Although repeated measures collected from an individual are autocorrelated, a common
mistake observed in the literature is to assume that these repeated measures are independent.
If not taken into account, autocorrelation can lead to an inaccurate estimate of the
number of false‐positive discoveries in an analysis. Notably, this can result in either
an underestimate or an overestimate depending on whether the autocorrelation is positive
or negative.3, 4 Furthermore, the incorrect use of the repeated measurements in population
level analysis, such as classification studies can lead to identity confounding artifacts,
where the classifier is mostly distinguishing differences across individuals instead
of differences across conditions or disease states. A recent literature review of
mobile health classification studies demonstrated that 47% had artificially inflated
the performance of their measures through failure to account for the identity of individual
data points.8 Our own quantification of this effect across three studies showed that
identity confounding can be many times larger than the effect of the condition that
was being studied.9 As with the analytical issues described above, proper interpretation
of analyses using mobile health studies for classification requires reporting of how
repeat measures were handled.
Postmarket Monitoring, Open Enrollment, and The Effects of Confounders
Fully remote mobile health studies can support low cost enrollment of large swaths
of the population as compared to in‐clinic studies. Many studies relying solely on
mobile health measures have enrolled in the tens of thousands from across distributed
geographic regions, providing the opportunity for broad sampling across diverse populations
in the real‐world setting. This approach can be a good option for postmarket monitoring
studies, including to evaluate real‐world drug efficacy and toxicity as well as market
fit. It can also be used to prescreen for enrollees into clinical trials. In these
contexts, data are often collected using open enrollment techniques. Because these
can lead to biased sampling of the population, they must be carefully evaluated and
interpreted. For example, we recently recruited 17,000 individuals into a Parkinson’s
disease study using an open enrollment approach. The control population tended to
be significantly younger than the Parkinson’s disease population (average age 38 vs.

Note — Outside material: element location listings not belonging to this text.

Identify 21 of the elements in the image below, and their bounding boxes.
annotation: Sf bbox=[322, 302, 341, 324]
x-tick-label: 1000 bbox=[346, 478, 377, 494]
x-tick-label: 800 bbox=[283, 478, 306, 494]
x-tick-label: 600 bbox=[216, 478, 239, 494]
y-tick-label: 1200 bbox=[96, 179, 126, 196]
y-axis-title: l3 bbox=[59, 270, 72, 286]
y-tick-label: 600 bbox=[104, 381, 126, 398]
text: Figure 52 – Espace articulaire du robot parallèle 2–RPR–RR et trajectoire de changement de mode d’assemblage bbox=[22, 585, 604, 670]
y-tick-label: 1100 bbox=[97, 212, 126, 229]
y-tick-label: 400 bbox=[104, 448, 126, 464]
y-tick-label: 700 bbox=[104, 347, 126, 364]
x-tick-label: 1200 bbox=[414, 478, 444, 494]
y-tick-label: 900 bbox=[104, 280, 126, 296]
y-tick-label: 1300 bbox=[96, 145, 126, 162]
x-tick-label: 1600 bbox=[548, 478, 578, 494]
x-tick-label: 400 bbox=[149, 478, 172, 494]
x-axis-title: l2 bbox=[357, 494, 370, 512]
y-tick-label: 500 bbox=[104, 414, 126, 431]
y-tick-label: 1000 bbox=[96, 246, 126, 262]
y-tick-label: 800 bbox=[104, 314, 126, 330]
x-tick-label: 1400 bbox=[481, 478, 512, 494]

61). Because age was correlated with disease status, machine‐learning methods could
trivially distinguish between cases and controls by selecting features related to
age rather than those related to disease state. With careful consideration these issues
can be both assessed and accounted for.10 In this case, we did so by rebalancing the
populations according to clinical covariates and by measuring performance of the classifier
both before and after correction for known covariates.10
Conclusions
The use of mobile health to collect frequent measures in a real‐world setting provides
a promising tool to aid in drug development and monitoring. Appropriate use and interpretation
of these approaches, which also provide great opportunity to monitor lived experience,
require careful attention to analytical techniques. Much of the success of mHealth
will be dependent on comprehensive validation of developed measure and objective benchmarking
of analytical techniques used in their interpretation. With appropriate application,
these approaches stand to greatly advance our ability to objectively assess the impact
of treatments on individuals’ lives.
Funding
No funding was received for this work.
Conflict of Interest
The authors declared no competing interests for this work.